C5050: An Efficient Framework for Author Identification Using Deep Learning

Document Type : Original Article


1 Department of Computer science, Faculty of Computers and Information, Menofia University, Shebin El Kom, Egypt

2 Computer Science, Faculty of Computers and Information, Menoufia University

3 Computer Science Dept, Faculty of Computers and Information, Menoufia University, Egypt.

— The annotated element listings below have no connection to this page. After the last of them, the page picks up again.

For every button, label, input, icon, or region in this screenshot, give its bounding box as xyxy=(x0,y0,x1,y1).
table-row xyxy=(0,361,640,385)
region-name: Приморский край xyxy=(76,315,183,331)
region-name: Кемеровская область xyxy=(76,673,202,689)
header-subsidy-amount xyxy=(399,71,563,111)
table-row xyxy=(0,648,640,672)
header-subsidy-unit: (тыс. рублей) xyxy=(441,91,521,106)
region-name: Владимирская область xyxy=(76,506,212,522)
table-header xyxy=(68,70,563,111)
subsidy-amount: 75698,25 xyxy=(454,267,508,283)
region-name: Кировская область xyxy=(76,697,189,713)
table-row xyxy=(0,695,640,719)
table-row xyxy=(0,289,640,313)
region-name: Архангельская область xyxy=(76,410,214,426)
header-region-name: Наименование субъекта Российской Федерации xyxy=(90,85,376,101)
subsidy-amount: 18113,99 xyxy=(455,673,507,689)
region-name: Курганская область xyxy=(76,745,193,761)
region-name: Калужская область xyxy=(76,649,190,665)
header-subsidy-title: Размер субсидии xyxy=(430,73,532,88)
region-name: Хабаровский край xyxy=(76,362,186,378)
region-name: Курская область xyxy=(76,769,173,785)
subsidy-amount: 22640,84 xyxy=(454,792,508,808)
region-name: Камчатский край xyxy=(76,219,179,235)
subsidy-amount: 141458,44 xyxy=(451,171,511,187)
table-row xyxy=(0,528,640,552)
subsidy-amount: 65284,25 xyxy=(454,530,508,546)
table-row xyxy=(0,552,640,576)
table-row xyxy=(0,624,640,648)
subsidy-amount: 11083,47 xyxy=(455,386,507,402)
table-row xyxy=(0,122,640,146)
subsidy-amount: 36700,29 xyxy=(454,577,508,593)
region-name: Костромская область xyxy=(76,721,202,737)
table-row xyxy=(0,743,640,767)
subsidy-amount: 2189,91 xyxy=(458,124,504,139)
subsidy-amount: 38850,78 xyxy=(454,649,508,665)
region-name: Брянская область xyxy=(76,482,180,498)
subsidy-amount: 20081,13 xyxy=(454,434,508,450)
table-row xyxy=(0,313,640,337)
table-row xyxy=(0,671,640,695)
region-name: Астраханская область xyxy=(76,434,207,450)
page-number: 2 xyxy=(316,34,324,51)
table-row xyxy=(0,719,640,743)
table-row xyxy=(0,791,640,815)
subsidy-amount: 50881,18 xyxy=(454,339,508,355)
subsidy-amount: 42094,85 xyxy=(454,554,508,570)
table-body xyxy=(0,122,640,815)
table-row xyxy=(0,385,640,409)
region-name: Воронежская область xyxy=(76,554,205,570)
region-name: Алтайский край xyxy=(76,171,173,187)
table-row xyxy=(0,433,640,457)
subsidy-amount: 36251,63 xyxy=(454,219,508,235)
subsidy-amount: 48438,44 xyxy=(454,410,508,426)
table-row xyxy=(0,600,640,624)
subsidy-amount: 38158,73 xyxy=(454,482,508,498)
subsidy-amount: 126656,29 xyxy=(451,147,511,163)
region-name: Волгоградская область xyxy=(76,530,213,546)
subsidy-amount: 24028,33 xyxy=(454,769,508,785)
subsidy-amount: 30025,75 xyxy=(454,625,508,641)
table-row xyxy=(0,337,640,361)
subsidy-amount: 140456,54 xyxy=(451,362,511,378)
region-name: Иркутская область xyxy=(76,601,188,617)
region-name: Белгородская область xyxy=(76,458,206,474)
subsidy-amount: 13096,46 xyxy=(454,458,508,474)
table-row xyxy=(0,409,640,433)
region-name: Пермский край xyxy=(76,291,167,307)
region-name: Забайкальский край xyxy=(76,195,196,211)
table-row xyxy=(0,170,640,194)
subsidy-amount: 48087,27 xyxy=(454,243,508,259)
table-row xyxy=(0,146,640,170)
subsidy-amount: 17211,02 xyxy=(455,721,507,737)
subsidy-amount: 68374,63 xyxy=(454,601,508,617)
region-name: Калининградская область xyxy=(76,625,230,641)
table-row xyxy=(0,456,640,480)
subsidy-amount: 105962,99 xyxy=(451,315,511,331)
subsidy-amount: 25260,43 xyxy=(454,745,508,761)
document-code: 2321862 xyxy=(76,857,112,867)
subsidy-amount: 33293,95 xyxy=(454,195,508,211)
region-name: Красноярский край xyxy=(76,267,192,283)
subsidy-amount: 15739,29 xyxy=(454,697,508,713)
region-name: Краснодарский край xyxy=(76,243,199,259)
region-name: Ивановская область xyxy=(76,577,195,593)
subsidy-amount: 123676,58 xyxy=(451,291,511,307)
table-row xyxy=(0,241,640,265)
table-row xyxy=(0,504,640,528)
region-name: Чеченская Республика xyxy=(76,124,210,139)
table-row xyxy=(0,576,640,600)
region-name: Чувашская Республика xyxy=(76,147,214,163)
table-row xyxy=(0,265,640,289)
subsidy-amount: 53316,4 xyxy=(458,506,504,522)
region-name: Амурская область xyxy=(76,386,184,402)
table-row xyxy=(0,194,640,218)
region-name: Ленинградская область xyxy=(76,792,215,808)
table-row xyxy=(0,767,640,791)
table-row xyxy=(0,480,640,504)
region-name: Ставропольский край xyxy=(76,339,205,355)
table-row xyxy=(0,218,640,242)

Author identification aims to uncover the individuals responsible for creating texts, and it is a burgeoning field of research with diverse applications in literary analysis, cybersecurity, forensics, and social media investigations. The primary goal of this paper is to perform an analysis on author identification. We introduce two main elements within this study. The initial element utilizes six machine learning (ML) techniques: Decision Trees (DT), Logistic Regression (LR), k Nearest Neighbors (K-NN), Random Forests (RF), Support Vector Machines (SVM), and Naive Bayes (NB), with the application of the TF-IDF method for feature extraction. The second part involves the experimentation with two variations of Deep Learning (DL) models—specifically Long Short-Term Memory (LSTM) and Gated Recurrent Unit (GRU)—employing word embedding for the input vector. To validate our approach, we conducted an experimental study using the Reuters 50_50 dataset, employing two learning modes: Hold-out and 10-fold cross validation. The obtained results, measured in terms of Accuracy (ACC), Precision (PREC), Recall (REC), and F1-score (F1), demonstrate the superior performance of DL techniques when employing a 10-fold cross-validation strategy compared to the current state-of-the-art methods. The experiments detailed in this paper showcase the efficacy of our proposed DL models, yielding the best results for author identification.